— Тут можно карабкаться, — сказал я Кавору, — сможете вы подпрыгнуть до моей руки, если я протяну ее вам вниз?
Я встал в расщелине, опираясь ногой и коленом о выступ и протянул руку. Кавора я не мог видеть, но слышал легкий шум от его движений, когда он нагнулся, чтобы подпрыгнуть. Прыжок — и он повис у меня на руке, такой же легкий, как котенок. Я подтянул его кверху, пока он не ухватился рукой за выступ и не выпустил мою руку,
— Черт возьми! — воскликнул я. — Здесь, на Луне, поневоле приходится сделаться горцем.
И стал карабкаться дальше. Через несколько минут я взглянул вверх. Расщелина расширялась, и свет становился все ярче. Только…
Это оказался вовсе не дневной свет!
Скоро я разглядел, что это за свет, и готов был разбить себе голову о камни от разочарования. Я увидел склон, поросший целым лесом небольших булавовидных грибов, светившихся мягким серебристым светом. С минуту я смотрел на нежное сияние, затем прыгнул в самую середину грибной заросли. Я сорвал с полдюжины грибов и с досадой расшиб их о камни; сел и рассмеялся желчно.
Скоро показалось красное лицо Кавора.
— Опять фосфоресценция, — крикнул я ему, — не стоит торопиться. Присаживайтесь и будьте как дома.
Он пробормотал что-то по поводу постигшей нас неудачи, Я принялся сшибать грибные макушки и сбрасывать их в расщелину.
— Я думал, что это дневной свет, — проговорил Кавор.

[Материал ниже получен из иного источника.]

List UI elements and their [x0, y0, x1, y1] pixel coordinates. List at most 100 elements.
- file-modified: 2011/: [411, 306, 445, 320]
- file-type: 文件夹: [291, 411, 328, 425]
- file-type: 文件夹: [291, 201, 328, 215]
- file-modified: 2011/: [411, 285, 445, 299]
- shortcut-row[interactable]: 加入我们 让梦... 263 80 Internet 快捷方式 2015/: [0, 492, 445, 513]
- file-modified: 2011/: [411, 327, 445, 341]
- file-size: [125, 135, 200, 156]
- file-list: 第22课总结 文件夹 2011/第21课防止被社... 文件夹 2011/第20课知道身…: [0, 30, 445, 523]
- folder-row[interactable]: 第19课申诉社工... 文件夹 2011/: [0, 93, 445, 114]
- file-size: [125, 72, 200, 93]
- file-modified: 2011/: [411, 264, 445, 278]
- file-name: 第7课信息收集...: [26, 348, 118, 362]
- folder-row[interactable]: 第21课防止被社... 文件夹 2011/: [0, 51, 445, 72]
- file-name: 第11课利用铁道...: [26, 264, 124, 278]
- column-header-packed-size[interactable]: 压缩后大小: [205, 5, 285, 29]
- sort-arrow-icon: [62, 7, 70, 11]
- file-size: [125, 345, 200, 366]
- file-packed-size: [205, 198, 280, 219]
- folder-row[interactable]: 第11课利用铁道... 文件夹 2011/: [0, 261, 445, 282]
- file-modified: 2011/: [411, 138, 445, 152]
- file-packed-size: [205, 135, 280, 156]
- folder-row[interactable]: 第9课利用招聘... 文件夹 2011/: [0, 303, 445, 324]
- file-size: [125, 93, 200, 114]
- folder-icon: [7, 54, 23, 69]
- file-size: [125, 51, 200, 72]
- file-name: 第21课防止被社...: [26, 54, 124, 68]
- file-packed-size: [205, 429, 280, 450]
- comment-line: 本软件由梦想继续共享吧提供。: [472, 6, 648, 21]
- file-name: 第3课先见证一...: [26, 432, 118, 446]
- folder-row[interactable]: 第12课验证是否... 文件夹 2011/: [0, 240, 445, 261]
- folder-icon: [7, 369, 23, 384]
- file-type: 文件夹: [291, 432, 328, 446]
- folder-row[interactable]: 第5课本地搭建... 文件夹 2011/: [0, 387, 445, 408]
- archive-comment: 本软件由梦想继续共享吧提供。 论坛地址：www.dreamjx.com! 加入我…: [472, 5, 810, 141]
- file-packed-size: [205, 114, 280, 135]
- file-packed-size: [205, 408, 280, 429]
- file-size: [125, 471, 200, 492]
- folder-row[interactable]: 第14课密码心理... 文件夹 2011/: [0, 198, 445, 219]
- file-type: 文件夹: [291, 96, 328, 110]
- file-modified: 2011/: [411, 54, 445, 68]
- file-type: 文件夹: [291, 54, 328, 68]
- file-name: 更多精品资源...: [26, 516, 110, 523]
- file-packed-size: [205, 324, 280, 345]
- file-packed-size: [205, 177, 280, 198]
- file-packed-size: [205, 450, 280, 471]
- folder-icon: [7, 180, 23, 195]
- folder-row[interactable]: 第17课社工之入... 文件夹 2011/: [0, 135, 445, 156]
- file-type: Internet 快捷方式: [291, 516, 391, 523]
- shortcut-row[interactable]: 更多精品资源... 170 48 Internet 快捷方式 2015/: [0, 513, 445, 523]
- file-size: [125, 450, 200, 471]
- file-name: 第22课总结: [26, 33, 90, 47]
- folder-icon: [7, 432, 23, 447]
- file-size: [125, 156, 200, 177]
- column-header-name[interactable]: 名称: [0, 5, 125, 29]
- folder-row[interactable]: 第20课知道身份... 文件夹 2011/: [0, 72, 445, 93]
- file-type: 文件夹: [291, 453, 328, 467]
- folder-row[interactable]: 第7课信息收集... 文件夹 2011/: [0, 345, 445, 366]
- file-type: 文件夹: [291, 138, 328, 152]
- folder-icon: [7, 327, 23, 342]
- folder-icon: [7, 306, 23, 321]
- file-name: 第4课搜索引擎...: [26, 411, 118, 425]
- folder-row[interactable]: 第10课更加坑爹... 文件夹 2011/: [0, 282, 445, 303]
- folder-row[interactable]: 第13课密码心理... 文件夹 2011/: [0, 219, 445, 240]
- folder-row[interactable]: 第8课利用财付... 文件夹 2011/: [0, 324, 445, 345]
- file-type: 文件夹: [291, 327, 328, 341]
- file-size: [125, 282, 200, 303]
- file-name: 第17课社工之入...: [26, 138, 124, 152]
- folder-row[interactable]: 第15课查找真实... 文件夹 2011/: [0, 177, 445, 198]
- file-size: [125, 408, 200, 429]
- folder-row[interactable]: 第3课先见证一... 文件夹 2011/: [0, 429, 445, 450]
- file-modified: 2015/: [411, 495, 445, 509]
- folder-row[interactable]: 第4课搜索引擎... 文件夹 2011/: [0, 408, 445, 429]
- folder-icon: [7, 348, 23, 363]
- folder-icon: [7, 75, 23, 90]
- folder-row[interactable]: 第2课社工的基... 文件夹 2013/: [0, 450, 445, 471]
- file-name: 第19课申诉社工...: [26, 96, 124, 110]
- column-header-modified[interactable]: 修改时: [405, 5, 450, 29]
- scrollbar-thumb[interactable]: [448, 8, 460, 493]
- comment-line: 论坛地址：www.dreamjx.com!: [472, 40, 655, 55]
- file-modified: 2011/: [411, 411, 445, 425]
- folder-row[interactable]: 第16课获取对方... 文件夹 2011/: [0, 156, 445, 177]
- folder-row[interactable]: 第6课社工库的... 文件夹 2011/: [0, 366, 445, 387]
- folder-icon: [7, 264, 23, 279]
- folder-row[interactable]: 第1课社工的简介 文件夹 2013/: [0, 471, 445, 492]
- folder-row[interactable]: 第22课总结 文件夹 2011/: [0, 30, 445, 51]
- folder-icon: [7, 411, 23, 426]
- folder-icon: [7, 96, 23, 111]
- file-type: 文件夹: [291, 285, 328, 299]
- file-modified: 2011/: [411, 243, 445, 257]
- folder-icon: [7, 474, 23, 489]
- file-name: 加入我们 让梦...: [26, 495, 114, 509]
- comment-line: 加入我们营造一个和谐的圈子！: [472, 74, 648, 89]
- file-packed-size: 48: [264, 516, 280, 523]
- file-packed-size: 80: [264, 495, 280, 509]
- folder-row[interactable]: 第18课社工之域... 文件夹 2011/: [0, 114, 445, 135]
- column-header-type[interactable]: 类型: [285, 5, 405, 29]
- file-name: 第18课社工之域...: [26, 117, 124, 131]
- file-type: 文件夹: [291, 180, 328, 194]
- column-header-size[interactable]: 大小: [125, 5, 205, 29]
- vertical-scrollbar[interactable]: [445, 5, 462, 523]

— Дневной свет! — воскликнул я. — Утренняя заря, закат Солнца, облака, небо. Увидим ли мы все это когда-нибудь?
Говоря это, я вдруг ясно представил себе наш земной мир так отчетливо и ярко, как задний план какой-нибудь старой итальянской картины.
— Изменчивый колорит неба, моря, зеленые холмы и рощи, солнечные города и деревни. Вспомните, Кавор, как блестят крыши при закате. Вспомните, как пламенеют от Солнца окна!
Он не отвечал.
— А тут мы пресмыкаемся в этом диком мире. Что это за мир, с чернильным морем, запрятанным в бездне, на поверхности — то дневной зной, то мертвящая тишина ночи. И эти существа, гонящиеся за нами, покрытые чешуей, насекомые-люди, порождение кошмара! Впрочем, они правы. Зачем мы явились сюда давить их и разрушать их мир? Теперь уже вся планета знает о нашем прибытии, и все гонятся за нами. Каждую минуту мы можем услышать их писк или гонг. Что нам делать? Куда скрыться?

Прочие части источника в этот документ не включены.